The colonial economy developed on the island the cultures of tobacco, indigo, coffee and cotton. But as of the 17th century, sugar cane became a very important source of income. It was maintained into the 19th and 20th centuries, adapting to the abolition of slavery and the great sugar crisis.
During the dominance of the sugar cane industry, Marie-Galante acquired the nickname "the island with a hundred mills". In 1818 there were over one hundred mills to process sugar cane. The cane juice was transformed into sugar or rum. The mills were originally powered by oxen, after 1883 steam powered mills replaced oxen.
The 19th century brought the disappearance of the economic organization of the old days. Gradually, all the small sugar refineries were restructured into sugar factories. In 1885, five sites controlled the activity. In 1931, 18 sugar distilleries and four factories were in production. The large plantations made accommodations with small farms, organized in the 20th century around co-operatives. But agriculture in all the French West Indies is subject to strong international competition. At the beginning of the 21st century, one sugar refinery (factory of Large Handle) and three distilleries (Bellevue, Rod, Poisson) remain on Marie-Galante. The white rum which is produced there is the subject to a label of origin. The biological sugar production could also be an innovative development, but the current political impetus to end European subsidies puts the future of agriculture in jeopardy and thus threatens the economic future of Marie-Galante and its inhabitants.
Remains of the old economy still exist. This historical richness is a new development for tourism: a nature trail with some 70 turns including two restored mills (Mill of Bézard), colonial dwellings and old sugar refineries (Murat Dwelling) produces a network of paths for hikers to discover the island and its people.
Marie-Galante has thus experienced, like the other islands of the area, the economic changes accompanying tourism. But the development of this industry is based on a policy of nature conservation and inheritance, whether it is pre-Columbian, colonial or contemporary. Unfortunately, Marie-Galante Airport is located on Pointe des Basses, halfway between Grand-Bourg and Capesterre, thus making access difficult.

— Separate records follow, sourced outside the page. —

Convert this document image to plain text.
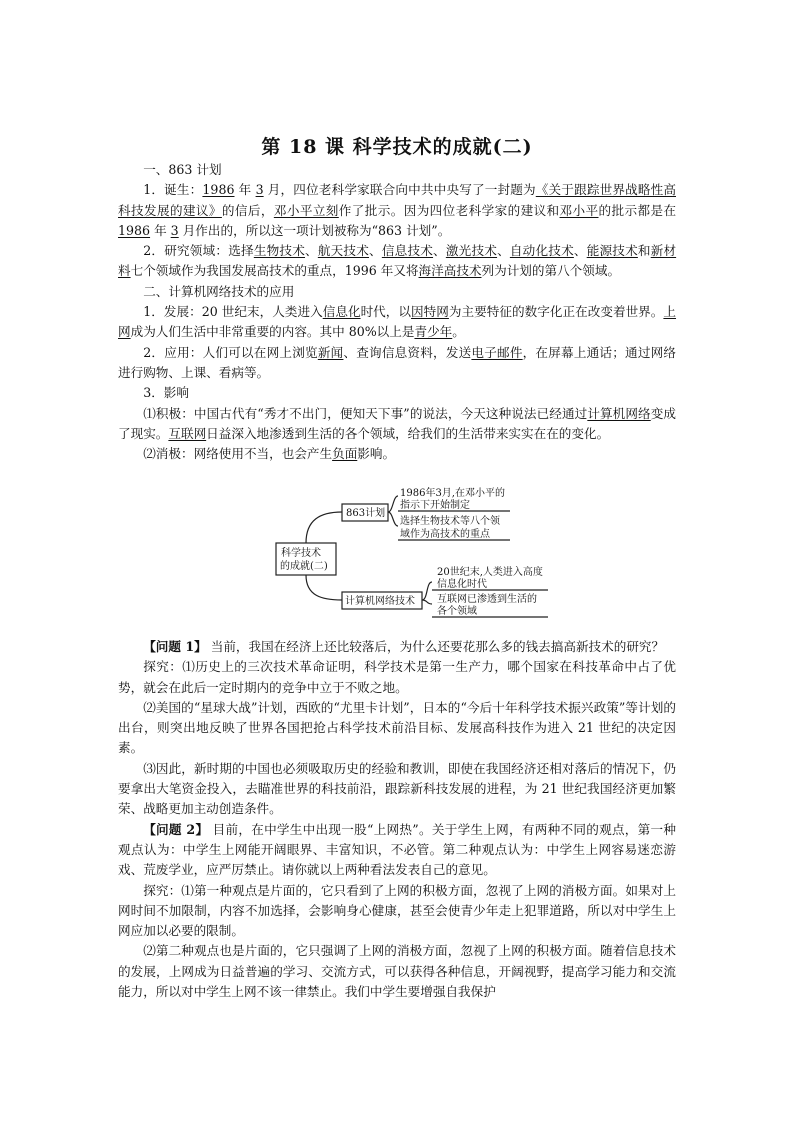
第 18 课 科学技术的成就(二)

一、863 计划

1．诞生：1986 年 3 月，四位老科学家联合向中共中央写了一封题为《关于跟踪世界战略性高科技发展的建议》的信后，邓小平立刻作了批示。因为四位老科学家的建议和邓小平的批示都是在 1986 年 3 月作出的，所以这一项计划被称为“863 计划”。

2．研究领域：选择生物技术、航天技术、信息技术、激光技术、自动化技术、能源技术和新材料七个领域作为我国发展高技术的重点，1996 年又将海洋高技术列为计划的第八个领域。

二、计算机网络技术的应用

1．发展：20 世纪末，人类进入信息化时代，以因特网为主要特征的数字化正在改变着世界。上网成为人们生活中非常重要的内容。其中 80%以上是青少年。

2．应用：人们可以在网上浏览新闻、查询信息资料，发送电子邮件，在屏幕上通话；通过网络进行购物、上课、看病等。

3．影响

⑴积极：中国古代有“秀才不出门，便知天下事”的说法，今天这种说法已经通过计算机网络变成了现实。互联网日益深入地渗透到生活的各个领域，给我们的生活带来实实在在的变化。

⑵消极：网络使用不当，也会产生负面影响。

科学技术
的成就(二)
863计划
计算机网络技术
1986年3月,在邓小平的
指示下开始制定
选择生物技术等八个领
域作为高技术的重点
20世纪末,人类进入高度
信息化时代
互联网已渗透到生活的
各个领域

【问题 1】 当前，我国在经济上还比较落后，为什么还要花那么多的钱去搞高新技术的研究？

探究：⑴历史上的三次技术革命证明，科学技术是第一生产力，哪个国家在科技革命中占了优势，就会在此后一定时期内的竞争中立于不败之地。

⑵美国的“星球大战”计划，西欧的“尤里卡计划”，日本的“今后十年科学技术振兴政策”等计划的出台，则突出地反映了世界各国把抢占科学技术前沿目标、发展高科技作为进入 21 世纪的决定因素。

⑶因此，新时期的中国也必须吸取历史的经验和教训，即使在我国经济还相对落后的情况下，仍要拿出大笔资金投入，去瞄准世界的科技前沿，跟踪新科技发展的进程，为 21 世纪我国经济更加繁荣、战略更加主动创造条件。

【问题 2】 目前，在中学生中出现一股“上网热”。关于学生上网，有两种不同的观点，第一种观点认为：中学生上网能开阔眼界、丰富知识，不必管。第二种观点认为：中学生上网容易迷恋游戏、荒废学业，应严厉禁止。请你就以上两种看法发表自己的意见。

探究：⑴第一种观点是片面的，它只看到了上网的积极方面，忽视了上网的消极方面。如果对上网时间不加限制，内容不加选择，会影响身心健康，甚至会使青少年走上犯罪道路，所以对中学生上网应加以必要的限制。

⑵第二种观点也是片面的，它只强调了上网的消极方面，忽视了上网的积极方面。随着信息技术的发展，上网成为日益普遍的学习、交流方式，可以获得各种信息，开阔视野，提高学习能力和交流能力，所以对中学生上网不该一律禁止。我们中学生要增强自我保护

Marie-Galante counted 30,000 inhabitants in 1946. Strongly marked by the massive exodus of its young people towards Guadeloupe and France, the island counted fewer than 12,009 inhabitants in the 2006 census. This fall of the population is related to the decrease in the sugar cane economy. The population density in 2006 was 76 persons per km².
- Constant d'Aubigné (1585–1647) was governor of Marie-Galante, accompanied by his daughter, Francoise d' Aubigné. Several years later she would become Madame de Maintenon but, from her stay in the West Indies, she would continue to be known by the nickname, Beautiful Indian.
- Charles-François Bonneville (1803–?) was mayor and general council of Grand-Bourg from 1854 to 1860. As president of the Chamber of Agriculture, he was the architect of the revival of cultivating long-thread cotton, which he pioneered at the Thibault estate.
- Armand Baptiste, the premier Guadeloupean sculptor, resides on Marie-Galante.